The Schizophrenia-Associated Gene, CSMD1, Encodes a Brain-Specific Complement Inhibitor

Abstract

Four threads of biological observation have recently converged into a theory in which over-exuberant synaptic pruning contributes to the pathogenesis of Schizophrenia: 1) post mortem, there is a reduced number of dendritic spines in the frontal cortex of individuals with Schizophrenia, 2) the disorder has a characteristic onset in late adolescence, a normal critical period for pruning and thinning of the frontal cortex, 3) clinical high risk young people who convert to psychosis have an accelerated rate of frontal cortex thinning coincident with psychosis onset, 4) human genetics strongly implicates hyper-function of synaptic pruning machinery in disease risk – specifically, disease risk increases with brain expression and genomic copy number of complement component 4 (C4), a member of a cascade of immune molecules repurposed in the brain to promote the sculpting of circuits. To orthogonally test a pruning hypothesis of schizophrenia, we sought to investigate whether an inhibitor of this pruning machinery is also implicated in disease risk. Genetics, Structural biology, in vitro biochemistry, and expression suggested that the large transmembrane protein encoded by the giant gene, CSMD1 (CUB and Sushi Multiple Domains 1), could be such a disease associated complement inhibitor: a) a genome-wide significant association signal localizes to CSMD1, b) the gene encodes a protein composed almost entirely of protein domains conserved in inhibitors/regulators of the complement cascade, i.e., CUB (Complement, Urchin-EGF, Bone-Morphogenic protein) and Sushi (aka CCP or Complement Control Proteins) domains, c) protein fragments of CSMD1 can directly and indirectly inhibit the activation of C4 and C3 in vitro, d) CSMD1 mRNA is brain-enriched. Despite these intriguing observations, however, little was known about the about the normal functions of CSMD1 in neural tissues.
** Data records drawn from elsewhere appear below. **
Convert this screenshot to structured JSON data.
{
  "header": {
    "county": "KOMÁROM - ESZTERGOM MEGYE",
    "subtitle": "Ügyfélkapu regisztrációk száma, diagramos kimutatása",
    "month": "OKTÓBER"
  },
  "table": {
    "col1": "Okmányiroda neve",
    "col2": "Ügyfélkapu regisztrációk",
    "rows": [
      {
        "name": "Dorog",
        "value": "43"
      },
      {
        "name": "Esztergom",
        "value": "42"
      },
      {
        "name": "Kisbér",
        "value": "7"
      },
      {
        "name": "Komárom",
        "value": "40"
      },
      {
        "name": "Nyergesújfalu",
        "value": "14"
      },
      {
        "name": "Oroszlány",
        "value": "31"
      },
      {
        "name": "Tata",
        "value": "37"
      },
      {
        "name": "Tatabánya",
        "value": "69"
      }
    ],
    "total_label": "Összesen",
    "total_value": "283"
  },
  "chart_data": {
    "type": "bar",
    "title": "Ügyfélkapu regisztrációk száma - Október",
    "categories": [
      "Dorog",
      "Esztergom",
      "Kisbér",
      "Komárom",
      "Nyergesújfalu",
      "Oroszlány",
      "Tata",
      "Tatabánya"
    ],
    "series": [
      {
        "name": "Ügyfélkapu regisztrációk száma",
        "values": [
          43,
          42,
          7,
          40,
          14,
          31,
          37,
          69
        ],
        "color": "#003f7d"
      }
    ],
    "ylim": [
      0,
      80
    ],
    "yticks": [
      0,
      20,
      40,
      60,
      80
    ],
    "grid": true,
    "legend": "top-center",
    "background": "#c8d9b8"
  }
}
Here, we show that CSMD1 protein is highly brain enriched, is most pronounced in cortex, present at synapses, and is expressed predominantly by neurons. Using a human stem cell line and a mouse each genetically lacking CSMD1, we present evidence that CSMD1 regulates complement activation on neural cells and in vivo, and that loss of Csmd1 abrogates the development of a complement-and-pruning-dependent neural circuit. Together, these data corroborate CSMD1 as a brain-specific complement inhibitor.